I'm filling out an income & expense declaration and am stuck on page 3. For the last 6 months I've been living with family and getting General Assistance from the County. I'm in treatment trying to overcome the effects of an abusive relationship. I pay no rent, no utilities, I get food stamps (so no grocery bill), and due to no extra income don't have other expenses such as for clothes, entertainment, etc. My standard of living now is 180 degrees from before separation (lived in 3br house, nice car, good money from high earning ex).
Question is, do I disclose what (little) expenses I have as "estimated" or should I just check the "proposed needs" box and state what my expenses were (or 1/2 of them) before separation?I should also ask in regards to income - is all income earned outside of a 'job' considered 'self employment' income? I mean, I don't have a job so don't earn W-2s. Any money I do earn now is by doing whatever odd jobs come my way that I'm able to do (house sitting, running errands for people, cleaning homes, gardening, etc). It's not much and it's almost always in cash. (tho i do put in the bank). on the fl-150 it says to attach a P&L for self-employed, but does that apply to my situation? (I currently make less than $3k a year.) Should I just attach bank statements instead and just write where the cash deposited came from????
A few suggestions:
1. If your estimated expenses are low now and are below your needs and your marital standard of living, you should fill out page 3 showing your proposed needs, rather than your actual expenses. You can also if helpful to you fill out a separate attachment showing your current expenses and your expenses during marriage. No reason to limit yourself to a single "page 3".

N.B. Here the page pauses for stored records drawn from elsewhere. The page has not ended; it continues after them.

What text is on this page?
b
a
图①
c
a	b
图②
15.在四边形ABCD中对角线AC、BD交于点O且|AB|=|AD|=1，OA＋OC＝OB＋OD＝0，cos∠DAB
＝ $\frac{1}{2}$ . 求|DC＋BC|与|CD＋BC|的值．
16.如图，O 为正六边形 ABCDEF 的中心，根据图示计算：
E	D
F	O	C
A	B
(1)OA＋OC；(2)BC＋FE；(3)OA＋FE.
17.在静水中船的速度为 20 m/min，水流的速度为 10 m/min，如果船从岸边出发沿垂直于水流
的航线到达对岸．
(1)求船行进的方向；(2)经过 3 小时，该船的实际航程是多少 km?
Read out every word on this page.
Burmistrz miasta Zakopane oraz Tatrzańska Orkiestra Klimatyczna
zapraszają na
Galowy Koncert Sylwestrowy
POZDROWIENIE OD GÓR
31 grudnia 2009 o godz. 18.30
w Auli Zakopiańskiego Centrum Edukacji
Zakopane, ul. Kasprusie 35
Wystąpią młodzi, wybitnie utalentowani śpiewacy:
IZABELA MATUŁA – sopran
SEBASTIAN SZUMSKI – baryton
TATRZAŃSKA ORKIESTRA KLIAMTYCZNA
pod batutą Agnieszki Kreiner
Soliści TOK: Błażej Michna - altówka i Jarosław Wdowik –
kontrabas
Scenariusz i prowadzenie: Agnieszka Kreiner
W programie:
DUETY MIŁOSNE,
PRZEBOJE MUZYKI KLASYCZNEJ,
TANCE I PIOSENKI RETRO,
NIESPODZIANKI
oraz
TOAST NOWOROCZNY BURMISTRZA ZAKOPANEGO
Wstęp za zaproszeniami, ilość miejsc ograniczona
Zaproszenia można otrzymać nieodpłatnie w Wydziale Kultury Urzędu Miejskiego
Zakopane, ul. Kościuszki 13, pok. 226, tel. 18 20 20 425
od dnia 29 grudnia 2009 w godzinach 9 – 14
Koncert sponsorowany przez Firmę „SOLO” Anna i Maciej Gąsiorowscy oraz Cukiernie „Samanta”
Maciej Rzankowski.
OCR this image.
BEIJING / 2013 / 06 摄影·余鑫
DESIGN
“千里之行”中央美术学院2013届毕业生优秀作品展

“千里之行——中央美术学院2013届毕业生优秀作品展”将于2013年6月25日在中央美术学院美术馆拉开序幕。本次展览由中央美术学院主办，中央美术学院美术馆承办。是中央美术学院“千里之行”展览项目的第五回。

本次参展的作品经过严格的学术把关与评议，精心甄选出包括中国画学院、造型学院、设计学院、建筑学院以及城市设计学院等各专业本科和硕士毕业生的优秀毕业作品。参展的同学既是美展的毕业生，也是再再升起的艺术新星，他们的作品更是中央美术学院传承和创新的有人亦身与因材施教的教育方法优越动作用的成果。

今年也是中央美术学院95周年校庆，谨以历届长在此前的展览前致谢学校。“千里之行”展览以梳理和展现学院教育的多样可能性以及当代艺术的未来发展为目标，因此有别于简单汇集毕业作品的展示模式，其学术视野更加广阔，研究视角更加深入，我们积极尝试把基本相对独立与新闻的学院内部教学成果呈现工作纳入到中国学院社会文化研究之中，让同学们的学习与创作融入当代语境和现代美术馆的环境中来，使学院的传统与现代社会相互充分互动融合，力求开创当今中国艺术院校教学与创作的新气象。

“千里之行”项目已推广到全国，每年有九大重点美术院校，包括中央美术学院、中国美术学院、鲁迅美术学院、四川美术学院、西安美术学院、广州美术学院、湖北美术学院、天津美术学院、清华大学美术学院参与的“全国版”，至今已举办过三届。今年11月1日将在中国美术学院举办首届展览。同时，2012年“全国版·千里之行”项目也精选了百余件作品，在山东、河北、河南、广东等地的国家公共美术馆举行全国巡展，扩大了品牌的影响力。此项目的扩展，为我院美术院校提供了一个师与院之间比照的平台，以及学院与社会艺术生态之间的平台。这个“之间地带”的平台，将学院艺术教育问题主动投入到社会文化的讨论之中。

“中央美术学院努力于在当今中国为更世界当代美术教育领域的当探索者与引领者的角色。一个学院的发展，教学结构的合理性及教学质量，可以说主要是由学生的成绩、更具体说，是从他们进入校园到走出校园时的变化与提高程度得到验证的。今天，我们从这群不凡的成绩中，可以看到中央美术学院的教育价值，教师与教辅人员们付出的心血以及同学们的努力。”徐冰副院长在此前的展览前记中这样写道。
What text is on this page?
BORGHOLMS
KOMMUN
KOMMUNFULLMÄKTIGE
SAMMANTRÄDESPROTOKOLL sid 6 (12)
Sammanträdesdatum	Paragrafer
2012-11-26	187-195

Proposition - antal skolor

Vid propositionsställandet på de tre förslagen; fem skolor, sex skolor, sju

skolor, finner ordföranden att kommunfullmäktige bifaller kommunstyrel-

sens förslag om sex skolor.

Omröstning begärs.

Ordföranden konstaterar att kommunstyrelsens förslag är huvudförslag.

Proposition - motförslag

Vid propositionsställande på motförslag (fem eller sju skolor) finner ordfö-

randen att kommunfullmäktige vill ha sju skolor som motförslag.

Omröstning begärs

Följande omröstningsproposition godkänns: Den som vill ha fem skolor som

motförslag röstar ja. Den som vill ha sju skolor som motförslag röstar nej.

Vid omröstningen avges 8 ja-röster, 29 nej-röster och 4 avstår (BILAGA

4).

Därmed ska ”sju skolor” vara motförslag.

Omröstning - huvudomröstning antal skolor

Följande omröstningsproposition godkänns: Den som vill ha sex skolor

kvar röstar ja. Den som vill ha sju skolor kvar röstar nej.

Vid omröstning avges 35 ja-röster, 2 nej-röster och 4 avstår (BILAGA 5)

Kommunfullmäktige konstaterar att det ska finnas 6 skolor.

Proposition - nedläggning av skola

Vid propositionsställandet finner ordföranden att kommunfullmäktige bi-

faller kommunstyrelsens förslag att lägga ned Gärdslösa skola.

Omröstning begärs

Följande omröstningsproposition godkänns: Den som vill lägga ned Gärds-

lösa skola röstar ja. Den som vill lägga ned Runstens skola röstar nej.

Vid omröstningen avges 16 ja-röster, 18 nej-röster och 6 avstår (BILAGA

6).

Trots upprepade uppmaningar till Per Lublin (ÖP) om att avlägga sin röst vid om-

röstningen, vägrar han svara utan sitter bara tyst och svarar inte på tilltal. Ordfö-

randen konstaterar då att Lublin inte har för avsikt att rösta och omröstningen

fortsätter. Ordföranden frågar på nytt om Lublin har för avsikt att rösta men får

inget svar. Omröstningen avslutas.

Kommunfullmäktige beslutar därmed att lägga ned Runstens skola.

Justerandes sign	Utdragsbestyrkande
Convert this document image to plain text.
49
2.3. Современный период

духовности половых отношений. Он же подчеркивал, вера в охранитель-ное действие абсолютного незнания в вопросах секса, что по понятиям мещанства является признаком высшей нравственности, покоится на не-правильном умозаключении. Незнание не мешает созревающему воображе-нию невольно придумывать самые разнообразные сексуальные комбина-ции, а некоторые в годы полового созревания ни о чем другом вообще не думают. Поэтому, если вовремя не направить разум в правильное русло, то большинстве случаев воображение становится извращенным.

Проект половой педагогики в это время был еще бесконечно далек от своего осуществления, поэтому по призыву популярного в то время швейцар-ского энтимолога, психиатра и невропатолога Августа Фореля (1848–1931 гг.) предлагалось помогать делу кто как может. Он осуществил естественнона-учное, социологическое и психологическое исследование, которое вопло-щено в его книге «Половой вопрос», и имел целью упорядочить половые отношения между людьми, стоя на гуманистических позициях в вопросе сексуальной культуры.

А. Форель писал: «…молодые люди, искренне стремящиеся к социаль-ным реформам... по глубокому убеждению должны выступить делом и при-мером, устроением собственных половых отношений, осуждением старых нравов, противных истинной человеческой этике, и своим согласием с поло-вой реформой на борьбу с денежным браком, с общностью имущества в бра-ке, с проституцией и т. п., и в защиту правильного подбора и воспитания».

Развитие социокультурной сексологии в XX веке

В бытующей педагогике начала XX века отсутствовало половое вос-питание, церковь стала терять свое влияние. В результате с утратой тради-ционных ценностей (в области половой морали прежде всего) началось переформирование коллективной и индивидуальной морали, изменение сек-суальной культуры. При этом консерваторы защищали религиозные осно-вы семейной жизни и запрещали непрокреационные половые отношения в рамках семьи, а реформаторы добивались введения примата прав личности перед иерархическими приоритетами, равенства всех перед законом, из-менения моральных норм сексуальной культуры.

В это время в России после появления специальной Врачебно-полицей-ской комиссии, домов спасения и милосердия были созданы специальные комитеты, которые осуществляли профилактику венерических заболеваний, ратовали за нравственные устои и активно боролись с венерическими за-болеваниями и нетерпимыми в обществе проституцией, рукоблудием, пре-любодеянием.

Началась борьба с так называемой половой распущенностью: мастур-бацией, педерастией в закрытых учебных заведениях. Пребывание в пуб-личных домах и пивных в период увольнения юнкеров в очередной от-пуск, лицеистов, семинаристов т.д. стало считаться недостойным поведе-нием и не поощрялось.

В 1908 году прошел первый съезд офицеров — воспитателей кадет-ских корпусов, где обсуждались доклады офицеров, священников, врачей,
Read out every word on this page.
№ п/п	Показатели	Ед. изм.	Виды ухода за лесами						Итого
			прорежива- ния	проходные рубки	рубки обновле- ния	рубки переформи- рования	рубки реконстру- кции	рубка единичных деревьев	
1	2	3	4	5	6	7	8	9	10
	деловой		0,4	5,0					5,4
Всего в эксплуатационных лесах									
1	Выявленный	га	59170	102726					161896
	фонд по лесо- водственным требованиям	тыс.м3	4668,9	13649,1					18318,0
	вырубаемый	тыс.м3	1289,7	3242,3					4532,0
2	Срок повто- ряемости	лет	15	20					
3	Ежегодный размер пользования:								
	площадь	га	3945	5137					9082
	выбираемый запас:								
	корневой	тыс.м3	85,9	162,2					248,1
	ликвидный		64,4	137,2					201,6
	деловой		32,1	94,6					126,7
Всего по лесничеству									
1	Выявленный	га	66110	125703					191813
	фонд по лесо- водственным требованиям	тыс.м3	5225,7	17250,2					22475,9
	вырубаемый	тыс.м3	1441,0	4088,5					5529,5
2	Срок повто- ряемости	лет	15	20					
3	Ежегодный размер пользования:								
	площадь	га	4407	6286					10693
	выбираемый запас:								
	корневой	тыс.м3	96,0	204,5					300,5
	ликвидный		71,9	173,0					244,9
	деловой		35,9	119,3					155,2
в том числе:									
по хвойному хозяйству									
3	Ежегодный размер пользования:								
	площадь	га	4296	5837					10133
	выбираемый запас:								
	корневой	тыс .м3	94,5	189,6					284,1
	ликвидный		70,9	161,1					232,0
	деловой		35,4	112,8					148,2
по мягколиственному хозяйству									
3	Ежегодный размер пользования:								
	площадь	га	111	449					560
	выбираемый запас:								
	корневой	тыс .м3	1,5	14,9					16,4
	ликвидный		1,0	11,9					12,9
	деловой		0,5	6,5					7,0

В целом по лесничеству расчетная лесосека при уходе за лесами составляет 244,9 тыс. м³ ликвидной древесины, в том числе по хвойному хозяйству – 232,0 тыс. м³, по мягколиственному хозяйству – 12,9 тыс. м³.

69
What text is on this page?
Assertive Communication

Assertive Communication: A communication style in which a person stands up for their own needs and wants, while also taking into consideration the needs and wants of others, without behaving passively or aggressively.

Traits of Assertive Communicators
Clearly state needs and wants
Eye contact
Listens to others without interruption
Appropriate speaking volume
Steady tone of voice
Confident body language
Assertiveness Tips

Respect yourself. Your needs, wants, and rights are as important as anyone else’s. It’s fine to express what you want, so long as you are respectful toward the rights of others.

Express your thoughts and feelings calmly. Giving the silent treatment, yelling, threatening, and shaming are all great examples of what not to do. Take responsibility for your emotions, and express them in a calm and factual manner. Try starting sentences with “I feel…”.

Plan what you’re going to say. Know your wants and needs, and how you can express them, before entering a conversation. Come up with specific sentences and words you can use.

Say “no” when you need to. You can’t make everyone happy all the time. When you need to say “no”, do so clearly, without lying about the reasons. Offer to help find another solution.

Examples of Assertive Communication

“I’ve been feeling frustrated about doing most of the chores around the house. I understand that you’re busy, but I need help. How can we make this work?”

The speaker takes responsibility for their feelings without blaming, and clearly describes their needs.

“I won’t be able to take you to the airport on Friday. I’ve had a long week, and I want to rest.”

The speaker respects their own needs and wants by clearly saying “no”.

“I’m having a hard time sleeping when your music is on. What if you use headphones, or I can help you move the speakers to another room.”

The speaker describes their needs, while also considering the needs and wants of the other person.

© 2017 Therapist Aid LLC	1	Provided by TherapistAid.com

2. For your income, self-employment seems the best way to describe it. It is most important that you accurately and completely disclose your income from all sources and that you attempt in good faith to complete the Income and Expense declaration accurately. Lean towards over-disclosure when in doubt.
I'd consider also hiring an experienced family law attorney to assist you and perhaps seeking attorney's fees from your former spouse if they have better ability to pay attorney's fees than you. This will help you get the assistance you need.
This post asks great questions and the time needed to respond accurately and fairly will probably make it impossible to get a full and fair response. I suggest that you invest in some time with an attorney to make sure this is done correctly.